Biofilia: 4 formas de trazer a natureza para dentro de casa
Descubra como as plantas podem ser ótimas aliadas para mudar a energia e o visual do seu lar
Com a rotina cada vez mais urbana, trazer o verde para dentro de casa virou uma forma de se reconectar com a natureza. Na arquitetura de interiores, essa relação é conhecida como biofilia, um conceito que fala justamente sobre essa aproximação entre as pessoas e o ambiente natural. Para a arquiteta Daniela Funari, a origem da palavra — do grego bios (vida) e philia (amor ou afeição) — é traduzida pela criação de projetos que estimulam uma conexão prática e respeitosa com a natureza.
“O intuito é fazer com que a presença dela ocupe um lugar de destaque para fomentar os pontos positivos que a biofilia nos acrescenta”, diz a arquiteta, enumerando que esse resgate é marcado pela presença de plantas, materiais naturais e paletas de cores que nos ajude com a conexão inata que existe entre nós e a natureza.
Abaixo, confira formas de trazer a natureza para dentro de casa!
1. Jardins verticais: o clássico bem executado

Um dos exemplos mais atemporais da biofilia dentro dos projetos de interiores faz referência à inserção de jardins verticais, que normalmente ocupam um trecho de uma parede e entregam um ponto onde as plantas se tornam protagonistas do ambiente.
Para a profissional, esse recurso está longe de sair de moda: pelo contrário, ganha novas potencialidades com o avanço da tecnologia. “Os sistemas de rega automatizada são tão sofisticados que controlam até a mesma umidade do solo”, garante Daniela Funari.
2. Canteiros em apartamentos

De acordo com a profissional, morar em apartamento deixou de ser um empecilho para quem quer desfrutar das sensações que o natural nos desperta. “Essa atmosfera não está mais restrita àqueles que vivem em casas com quintais ou áreas externas”, pontua, acrescentando que o desejo de ter um cantinho com plantas é um pedido recorrente dos clientes que atende no escritório.
Diante do projeto, ela passa a analisar a viabilidade dos jardins verticais, canteiros próximos às janelas ou a disposição de vasos com espécies variadas.
3. Explorando a verticalidade com plantas pendentes

Outra possibilidade é explorar a altura com espécies pendentes – aquelas que crescem em cascata por possuírem um caule mais flexível –, como a flor-de-maio, dinheiro-em-penca, jiboia, samambaia e a dedo-de-moça.

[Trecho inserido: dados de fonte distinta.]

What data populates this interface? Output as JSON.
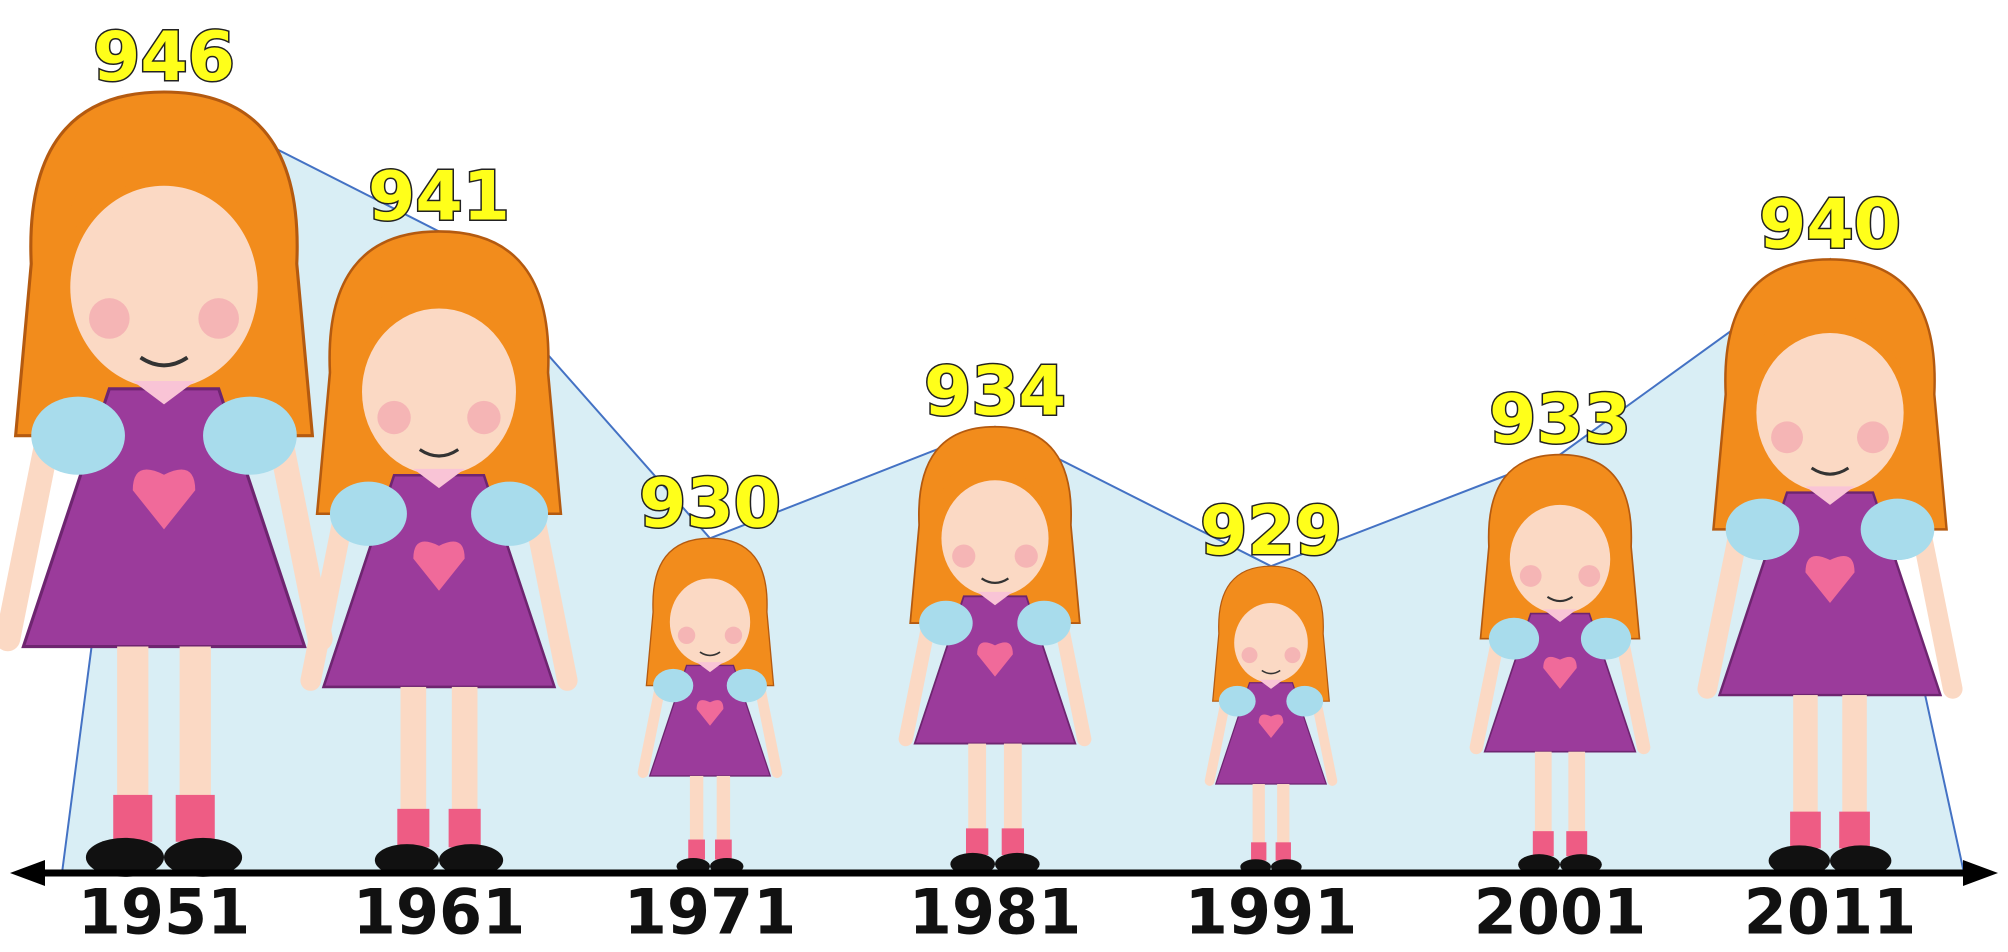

Para isso, a inserção de armários suspensos ou prateleiras em serralheria, na visão da arquiteta, são boas alternativas para acomodar os vasos e deixar que toda exuberância da folhagem recaia pelo ambiente.
“Além da serralheria, é possível incluir essas espécies em estantes, prateleiras e até em armários superiores de banheiros”, complementa Daniela Funari sobre a versatilidade desse recurso.
4. Cultivo de espécies específicas

Outra possibilidade diz respeito à inclusão da natureza com um olhar mais afetivo. “Isto acontece quando as espécies oferecem significados para os moradores”, relativiza a profissional. “É muito comum que as pessoas tenham um carinho especial por suas plantas e flores favoritas e isso deve ser incentivado, tornando o cultivo em uma atividade prazerosa”, conclui Daniela Funari.